Malgrè quelques passages humoristiques le ton général est donc sombre, sanglant et cruel: on comprend dès le départ qu'il s'agit d'une mission suicide et l'hécatombe débute rapidement. Les corps sont ici littéralement hachés par les balles, et le bras d'une jeune fille est carrément tranché à la machette. En bref, ça saigne beaucoup! L'humour peut d'ailleurs sembler un peu lourdingue et même légèrement embarassant comme en témoigne ce combattant tombé au champ d'honneur pour avoir ouvert trop tard son parachute. On lui avait conseillé de compter jusque vingt, mais comme il bégaye...Ce genre de scène paraitra sans doute un peu too much pour la majorité des spectateurs. D'un autre coté, à part les trublions de Trauma, qui ose encore proposer ce genre de gag à l'heure du politiquement correct?

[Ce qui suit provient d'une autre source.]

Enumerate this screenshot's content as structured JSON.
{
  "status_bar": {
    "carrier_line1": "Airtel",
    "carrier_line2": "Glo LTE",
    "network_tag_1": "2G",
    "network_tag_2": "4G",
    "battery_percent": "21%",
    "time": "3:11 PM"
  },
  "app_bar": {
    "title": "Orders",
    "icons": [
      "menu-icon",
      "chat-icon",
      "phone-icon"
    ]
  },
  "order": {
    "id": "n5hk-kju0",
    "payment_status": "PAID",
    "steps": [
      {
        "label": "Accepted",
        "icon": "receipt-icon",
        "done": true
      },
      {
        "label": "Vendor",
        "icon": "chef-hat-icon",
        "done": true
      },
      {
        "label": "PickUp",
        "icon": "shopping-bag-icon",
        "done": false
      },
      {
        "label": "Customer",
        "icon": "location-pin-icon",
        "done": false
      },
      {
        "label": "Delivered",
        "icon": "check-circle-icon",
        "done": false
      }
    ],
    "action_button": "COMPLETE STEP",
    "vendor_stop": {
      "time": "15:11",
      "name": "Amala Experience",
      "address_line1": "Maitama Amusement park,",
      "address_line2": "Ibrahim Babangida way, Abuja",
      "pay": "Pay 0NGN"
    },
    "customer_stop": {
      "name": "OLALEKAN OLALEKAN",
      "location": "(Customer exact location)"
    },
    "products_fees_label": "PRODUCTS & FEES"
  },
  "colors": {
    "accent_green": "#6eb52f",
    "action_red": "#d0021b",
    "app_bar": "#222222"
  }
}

Quelques petites piques anti-américaines sont en outre disséminées ça et là, même si Hung rend pourtant clairement hommage au cinéma de genre US. Outre la séquence de roulette russe précitée, on remarque l'enfermement des héros dans une cage aquatique, le passage d'un pont solidement gardé, la défense de cette position par des soldats agonisants, la camaraderie naissante, les questionnements sur le sens de cette guerre absurde, etc. Bref, autant de figures imposées du cinéma guerrier hollywoodien.

Le final, anthologique, se situe dans une base abandonnée et tous les survivants du casting se bastonnent avec une énergie et une brutalité réjouissante. Les coups de pieds fracassent les cranes, les balles fusent de toutes part, les grenades déchiquètent les militaires, etc. L'ultime combat entre le méchant Yuen Wah et Sammo Hung termine quasiment le métrage sur une démonstatrion martiale absolument superbe. D'énormes explosions finissent par pulvériser les trois quarts du décor et permettent un dechaînement pyrotechnique assez jouissif.

On peut reprocher au métrage de n'avoir aucune profondeur et de rester à la surface de son sujet. Sans doute Sammo Hung eut il pu ralentir quelque peu la cadences pour donner un minimum d'épaisseur à ses personnages. Mais il a préféré jouer la carte de l'actioner destroy et sacrifier son scénario (et sa cohérence) à l'autel de Mr Nobel en dynamitant tout ce qui lui tombait sous la main. Le plus important reste l'action frénétique et, à ce niveau, Eastern Condors est un spectacle tonique, sans pratiquement aucun temps mort, qui devrait satisfaire les fans de cinéma musclé.